An Egyptian court sentenced 11 Islamists to two years in prison for election campaigning for the banned Muslim Brotherhood, a judicial official said on Saturday, a day before a parliamentary poll.
The Alexandria criminal court reached its verdict in a hearing on Friday, said the official, after previously announcing 12 had been sentenced.
The activists were arrested as part of a crackdown against the Islamist opposition group that has seen at least 1,000 of its supporters detained in the past two months and more than a dozen candidates disqualified.
The 11 were found guilty of taking part in demonstrations and campaigning for the Brotherhood with leaflets that contained religious slogans, the official said.
Religious parties are prohibited in Egypt and candidates for Sunday's election are not allowed to use religious slogans in their campaigns.
The ban on religious slogans is thought to have been aimed at the Brotherhood's motto: "Islam is the solution."
Others running in the election, including some of the ruling National Democratic Party's roughly 800 candidates, have used quotes from the Koran or Islamic phrases on their posters.

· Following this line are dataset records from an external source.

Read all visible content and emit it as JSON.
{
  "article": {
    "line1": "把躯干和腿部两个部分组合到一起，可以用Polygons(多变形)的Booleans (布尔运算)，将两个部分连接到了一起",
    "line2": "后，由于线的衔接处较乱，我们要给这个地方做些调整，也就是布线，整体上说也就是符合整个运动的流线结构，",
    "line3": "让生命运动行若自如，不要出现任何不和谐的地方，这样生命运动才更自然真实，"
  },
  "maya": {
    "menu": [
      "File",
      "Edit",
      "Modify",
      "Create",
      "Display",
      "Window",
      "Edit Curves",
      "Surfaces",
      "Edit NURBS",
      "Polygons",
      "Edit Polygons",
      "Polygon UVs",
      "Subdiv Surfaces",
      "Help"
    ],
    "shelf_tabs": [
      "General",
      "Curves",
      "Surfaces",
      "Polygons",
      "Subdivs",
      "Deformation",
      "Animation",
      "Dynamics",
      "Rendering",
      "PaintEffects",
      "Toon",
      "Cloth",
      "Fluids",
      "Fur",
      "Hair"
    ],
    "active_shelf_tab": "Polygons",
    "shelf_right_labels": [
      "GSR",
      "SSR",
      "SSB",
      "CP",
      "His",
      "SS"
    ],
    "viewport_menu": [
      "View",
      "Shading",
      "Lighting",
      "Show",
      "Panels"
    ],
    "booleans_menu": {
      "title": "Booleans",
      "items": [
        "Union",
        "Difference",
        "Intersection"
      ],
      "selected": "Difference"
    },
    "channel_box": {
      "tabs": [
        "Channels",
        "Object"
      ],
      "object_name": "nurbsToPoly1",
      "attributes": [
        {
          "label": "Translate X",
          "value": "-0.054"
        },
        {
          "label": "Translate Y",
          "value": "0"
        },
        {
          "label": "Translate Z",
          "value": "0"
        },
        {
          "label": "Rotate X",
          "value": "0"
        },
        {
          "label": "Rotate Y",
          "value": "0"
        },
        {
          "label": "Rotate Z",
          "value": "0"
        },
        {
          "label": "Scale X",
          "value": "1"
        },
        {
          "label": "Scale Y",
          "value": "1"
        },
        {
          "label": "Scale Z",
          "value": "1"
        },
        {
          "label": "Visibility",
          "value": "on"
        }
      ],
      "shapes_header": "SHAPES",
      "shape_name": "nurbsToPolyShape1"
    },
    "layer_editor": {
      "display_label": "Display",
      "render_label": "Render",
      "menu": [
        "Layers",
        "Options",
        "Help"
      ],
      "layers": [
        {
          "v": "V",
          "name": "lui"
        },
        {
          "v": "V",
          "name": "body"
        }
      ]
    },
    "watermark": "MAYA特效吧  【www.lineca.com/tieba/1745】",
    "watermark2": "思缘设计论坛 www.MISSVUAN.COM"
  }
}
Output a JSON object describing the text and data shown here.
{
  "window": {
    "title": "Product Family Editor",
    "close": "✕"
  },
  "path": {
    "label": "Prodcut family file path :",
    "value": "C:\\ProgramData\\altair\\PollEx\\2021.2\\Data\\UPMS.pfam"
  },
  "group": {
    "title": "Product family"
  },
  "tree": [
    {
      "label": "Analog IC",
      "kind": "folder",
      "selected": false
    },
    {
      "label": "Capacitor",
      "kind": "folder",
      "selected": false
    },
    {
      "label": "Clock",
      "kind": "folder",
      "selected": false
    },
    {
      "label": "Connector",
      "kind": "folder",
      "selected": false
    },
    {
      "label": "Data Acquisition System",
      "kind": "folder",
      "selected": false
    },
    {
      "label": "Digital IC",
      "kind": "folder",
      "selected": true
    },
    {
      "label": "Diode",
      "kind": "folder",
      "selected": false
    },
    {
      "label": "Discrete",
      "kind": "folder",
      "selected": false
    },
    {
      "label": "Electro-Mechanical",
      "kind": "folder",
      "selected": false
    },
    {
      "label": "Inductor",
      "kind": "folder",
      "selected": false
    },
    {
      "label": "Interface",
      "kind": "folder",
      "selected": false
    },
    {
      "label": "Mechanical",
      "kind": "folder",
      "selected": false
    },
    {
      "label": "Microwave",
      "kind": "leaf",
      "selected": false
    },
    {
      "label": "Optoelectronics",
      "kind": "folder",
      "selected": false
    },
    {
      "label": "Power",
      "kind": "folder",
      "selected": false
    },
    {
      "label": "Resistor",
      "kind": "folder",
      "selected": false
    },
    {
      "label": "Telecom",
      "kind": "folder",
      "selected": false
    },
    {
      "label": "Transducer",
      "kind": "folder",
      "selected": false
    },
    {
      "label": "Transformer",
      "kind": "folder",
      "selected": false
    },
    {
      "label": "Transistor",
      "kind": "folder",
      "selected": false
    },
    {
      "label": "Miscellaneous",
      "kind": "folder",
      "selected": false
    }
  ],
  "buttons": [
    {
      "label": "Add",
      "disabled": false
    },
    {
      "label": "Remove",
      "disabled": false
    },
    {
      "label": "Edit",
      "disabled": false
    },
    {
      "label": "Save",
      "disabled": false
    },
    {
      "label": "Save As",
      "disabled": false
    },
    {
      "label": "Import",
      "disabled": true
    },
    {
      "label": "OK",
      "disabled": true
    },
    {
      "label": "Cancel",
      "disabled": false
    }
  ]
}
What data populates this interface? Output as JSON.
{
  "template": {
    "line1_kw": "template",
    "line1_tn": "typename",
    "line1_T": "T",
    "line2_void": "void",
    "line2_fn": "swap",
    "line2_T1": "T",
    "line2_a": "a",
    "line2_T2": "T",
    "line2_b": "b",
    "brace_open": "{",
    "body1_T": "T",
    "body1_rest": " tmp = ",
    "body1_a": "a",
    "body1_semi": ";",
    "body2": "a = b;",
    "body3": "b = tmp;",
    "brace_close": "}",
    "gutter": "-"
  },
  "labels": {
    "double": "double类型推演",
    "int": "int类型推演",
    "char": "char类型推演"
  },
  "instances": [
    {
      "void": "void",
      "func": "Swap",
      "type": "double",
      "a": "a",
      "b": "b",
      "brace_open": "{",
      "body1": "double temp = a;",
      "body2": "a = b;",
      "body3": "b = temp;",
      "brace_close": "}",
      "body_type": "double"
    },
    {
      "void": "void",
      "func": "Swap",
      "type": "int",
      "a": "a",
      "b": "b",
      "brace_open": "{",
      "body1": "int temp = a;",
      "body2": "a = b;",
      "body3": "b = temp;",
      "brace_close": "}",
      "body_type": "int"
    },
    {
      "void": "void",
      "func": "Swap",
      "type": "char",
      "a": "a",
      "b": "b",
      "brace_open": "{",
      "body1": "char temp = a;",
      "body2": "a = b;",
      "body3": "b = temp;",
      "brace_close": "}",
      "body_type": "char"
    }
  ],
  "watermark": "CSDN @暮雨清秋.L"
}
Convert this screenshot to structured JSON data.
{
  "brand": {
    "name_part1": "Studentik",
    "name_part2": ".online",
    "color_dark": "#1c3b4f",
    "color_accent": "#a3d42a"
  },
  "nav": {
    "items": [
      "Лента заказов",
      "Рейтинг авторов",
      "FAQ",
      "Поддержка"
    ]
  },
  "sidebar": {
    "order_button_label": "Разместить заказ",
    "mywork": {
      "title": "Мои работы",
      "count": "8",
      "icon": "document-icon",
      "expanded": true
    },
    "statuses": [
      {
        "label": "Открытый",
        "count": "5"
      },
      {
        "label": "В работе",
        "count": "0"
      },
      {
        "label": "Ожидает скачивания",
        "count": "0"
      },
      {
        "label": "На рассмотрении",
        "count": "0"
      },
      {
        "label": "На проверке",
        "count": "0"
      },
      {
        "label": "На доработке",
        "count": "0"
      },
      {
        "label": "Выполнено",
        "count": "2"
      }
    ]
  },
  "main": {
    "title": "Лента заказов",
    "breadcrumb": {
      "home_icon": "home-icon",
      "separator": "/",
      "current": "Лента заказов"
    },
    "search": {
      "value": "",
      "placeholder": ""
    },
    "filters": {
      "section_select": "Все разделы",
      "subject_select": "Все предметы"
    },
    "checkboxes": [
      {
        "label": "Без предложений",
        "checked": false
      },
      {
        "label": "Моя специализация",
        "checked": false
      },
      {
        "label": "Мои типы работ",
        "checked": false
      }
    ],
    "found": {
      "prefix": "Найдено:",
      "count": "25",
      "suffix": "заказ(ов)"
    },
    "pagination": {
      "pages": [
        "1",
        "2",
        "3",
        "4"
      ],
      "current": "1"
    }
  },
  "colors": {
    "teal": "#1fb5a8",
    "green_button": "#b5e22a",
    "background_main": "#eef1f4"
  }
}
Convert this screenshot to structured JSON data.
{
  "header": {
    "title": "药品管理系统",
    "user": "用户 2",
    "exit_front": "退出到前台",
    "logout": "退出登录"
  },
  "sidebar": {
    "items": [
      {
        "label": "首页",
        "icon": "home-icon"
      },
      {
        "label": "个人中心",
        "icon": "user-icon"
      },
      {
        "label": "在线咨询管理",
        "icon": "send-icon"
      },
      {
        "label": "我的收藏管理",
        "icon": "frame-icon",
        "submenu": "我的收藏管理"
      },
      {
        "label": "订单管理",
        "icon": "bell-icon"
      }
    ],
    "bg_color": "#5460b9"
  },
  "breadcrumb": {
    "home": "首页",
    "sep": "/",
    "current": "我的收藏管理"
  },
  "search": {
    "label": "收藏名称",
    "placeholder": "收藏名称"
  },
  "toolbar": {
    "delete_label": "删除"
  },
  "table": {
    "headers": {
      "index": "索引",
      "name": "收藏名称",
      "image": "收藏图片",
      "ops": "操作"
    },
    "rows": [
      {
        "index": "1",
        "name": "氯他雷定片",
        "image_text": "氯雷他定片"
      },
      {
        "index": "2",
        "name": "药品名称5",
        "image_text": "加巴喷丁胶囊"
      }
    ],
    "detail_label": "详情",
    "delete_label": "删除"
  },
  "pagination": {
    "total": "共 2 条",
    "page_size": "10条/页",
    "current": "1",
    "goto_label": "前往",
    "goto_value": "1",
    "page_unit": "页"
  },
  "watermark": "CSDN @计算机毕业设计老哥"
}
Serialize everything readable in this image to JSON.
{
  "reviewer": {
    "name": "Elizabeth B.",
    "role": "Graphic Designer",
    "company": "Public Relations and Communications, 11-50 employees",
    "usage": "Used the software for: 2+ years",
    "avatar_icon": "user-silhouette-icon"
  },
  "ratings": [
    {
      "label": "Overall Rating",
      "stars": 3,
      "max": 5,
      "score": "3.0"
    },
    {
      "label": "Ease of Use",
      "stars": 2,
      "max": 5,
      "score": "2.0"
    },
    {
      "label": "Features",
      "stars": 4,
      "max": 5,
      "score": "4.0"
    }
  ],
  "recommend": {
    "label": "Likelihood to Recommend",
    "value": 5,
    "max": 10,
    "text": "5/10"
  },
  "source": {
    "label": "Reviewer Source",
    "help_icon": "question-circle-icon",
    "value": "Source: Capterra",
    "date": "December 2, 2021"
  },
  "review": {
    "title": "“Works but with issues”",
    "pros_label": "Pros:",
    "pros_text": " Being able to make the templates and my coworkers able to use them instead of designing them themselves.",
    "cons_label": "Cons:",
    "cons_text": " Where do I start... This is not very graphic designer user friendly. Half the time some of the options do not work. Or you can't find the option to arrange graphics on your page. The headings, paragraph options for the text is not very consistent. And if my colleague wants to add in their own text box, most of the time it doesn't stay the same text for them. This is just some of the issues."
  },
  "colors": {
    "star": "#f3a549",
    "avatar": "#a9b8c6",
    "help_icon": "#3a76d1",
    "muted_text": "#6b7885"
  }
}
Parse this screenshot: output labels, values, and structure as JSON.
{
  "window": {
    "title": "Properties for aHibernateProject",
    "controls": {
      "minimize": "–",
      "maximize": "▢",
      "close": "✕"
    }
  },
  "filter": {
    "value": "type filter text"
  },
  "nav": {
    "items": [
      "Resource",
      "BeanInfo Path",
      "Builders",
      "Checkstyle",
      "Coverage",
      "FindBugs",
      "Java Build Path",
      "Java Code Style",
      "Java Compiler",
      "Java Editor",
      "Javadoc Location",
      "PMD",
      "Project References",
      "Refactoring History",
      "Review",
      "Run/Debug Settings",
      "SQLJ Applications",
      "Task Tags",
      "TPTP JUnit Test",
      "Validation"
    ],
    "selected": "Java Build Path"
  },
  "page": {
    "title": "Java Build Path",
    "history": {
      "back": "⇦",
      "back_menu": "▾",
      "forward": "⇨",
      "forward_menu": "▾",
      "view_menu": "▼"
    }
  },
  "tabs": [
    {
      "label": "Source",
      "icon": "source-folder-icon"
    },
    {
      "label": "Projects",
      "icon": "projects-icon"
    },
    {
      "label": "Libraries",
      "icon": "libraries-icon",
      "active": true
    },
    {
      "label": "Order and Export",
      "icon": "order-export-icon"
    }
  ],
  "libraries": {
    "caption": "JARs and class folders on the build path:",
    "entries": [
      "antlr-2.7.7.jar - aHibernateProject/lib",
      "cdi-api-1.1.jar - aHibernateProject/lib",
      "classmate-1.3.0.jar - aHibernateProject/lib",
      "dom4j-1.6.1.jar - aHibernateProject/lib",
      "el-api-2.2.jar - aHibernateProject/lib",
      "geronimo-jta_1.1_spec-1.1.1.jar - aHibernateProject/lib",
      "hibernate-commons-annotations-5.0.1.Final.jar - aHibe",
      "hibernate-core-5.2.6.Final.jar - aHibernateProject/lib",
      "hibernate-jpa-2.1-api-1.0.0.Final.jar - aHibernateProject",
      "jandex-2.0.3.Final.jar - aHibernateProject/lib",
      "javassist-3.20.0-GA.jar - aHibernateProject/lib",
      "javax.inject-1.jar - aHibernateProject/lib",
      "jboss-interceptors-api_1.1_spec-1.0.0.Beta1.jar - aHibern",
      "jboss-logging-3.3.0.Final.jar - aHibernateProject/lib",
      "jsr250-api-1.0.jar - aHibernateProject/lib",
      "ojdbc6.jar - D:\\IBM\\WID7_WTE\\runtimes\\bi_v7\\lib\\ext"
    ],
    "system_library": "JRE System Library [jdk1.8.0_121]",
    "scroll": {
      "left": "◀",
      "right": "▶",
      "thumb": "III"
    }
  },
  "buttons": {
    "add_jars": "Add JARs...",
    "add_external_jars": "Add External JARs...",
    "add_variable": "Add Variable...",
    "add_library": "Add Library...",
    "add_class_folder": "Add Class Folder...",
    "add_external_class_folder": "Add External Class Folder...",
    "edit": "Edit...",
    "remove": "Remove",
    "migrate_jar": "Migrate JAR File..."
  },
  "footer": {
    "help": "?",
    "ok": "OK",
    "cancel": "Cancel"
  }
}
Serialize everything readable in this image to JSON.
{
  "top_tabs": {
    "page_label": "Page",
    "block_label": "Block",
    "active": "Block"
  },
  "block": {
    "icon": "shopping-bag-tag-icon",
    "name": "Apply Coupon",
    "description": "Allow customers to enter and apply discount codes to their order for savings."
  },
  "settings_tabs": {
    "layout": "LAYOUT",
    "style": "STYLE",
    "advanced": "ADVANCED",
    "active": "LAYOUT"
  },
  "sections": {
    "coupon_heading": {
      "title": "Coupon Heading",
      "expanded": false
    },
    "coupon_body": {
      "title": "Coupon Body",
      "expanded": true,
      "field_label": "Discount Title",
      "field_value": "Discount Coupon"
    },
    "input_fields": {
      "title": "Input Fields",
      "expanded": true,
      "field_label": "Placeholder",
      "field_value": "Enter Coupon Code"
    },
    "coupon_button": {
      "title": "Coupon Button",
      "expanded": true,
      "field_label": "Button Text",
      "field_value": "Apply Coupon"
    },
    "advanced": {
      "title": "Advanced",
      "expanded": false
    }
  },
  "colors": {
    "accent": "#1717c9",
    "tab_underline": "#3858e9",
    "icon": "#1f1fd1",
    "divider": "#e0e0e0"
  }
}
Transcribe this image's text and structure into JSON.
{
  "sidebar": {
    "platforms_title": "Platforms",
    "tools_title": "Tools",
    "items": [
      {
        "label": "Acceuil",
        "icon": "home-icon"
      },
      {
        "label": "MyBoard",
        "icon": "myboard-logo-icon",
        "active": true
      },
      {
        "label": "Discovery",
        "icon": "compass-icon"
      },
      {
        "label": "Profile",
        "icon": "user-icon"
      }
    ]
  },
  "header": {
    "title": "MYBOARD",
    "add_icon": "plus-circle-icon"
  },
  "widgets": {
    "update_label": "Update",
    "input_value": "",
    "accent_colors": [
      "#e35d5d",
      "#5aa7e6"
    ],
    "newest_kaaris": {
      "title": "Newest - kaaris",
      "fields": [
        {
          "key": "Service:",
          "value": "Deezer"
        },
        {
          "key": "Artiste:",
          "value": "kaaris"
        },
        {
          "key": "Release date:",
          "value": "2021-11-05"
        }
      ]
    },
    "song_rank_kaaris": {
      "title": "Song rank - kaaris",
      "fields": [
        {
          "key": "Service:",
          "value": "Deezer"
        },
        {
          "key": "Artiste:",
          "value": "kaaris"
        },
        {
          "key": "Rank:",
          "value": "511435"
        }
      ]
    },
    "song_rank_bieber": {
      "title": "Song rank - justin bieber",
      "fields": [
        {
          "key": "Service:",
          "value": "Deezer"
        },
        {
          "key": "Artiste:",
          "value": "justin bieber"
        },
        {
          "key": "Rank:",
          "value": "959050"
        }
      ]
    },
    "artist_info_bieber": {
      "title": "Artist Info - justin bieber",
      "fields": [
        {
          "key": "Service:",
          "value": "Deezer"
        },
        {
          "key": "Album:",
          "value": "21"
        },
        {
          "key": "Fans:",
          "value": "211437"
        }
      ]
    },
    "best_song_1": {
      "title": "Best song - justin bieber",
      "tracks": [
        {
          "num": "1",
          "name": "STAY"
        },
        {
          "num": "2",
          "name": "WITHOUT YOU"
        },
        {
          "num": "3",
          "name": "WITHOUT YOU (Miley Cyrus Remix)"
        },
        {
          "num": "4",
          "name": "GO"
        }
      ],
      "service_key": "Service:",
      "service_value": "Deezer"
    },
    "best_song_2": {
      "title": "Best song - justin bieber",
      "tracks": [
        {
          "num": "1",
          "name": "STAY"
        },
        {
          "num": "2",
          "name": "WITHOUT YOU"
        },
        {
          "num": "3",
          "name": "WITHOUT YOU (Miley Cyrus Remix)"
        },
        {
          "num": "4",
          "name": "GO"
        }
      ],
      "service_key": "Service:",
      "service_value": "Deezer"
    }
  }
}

Analysts expect the NDP to tighten its grip on parliament in Sunday's vote, further weakening the Brotherhood, which has 130 candidates for 508 seats left in the race.
Rights groups say the election has already been compromised by the arrests of opposition supporters and restrictions on their candidates. The government has pledged that the vote will be fair.
The Muslim Brotherhood controls a fifth of Egypt's outgoing parliament.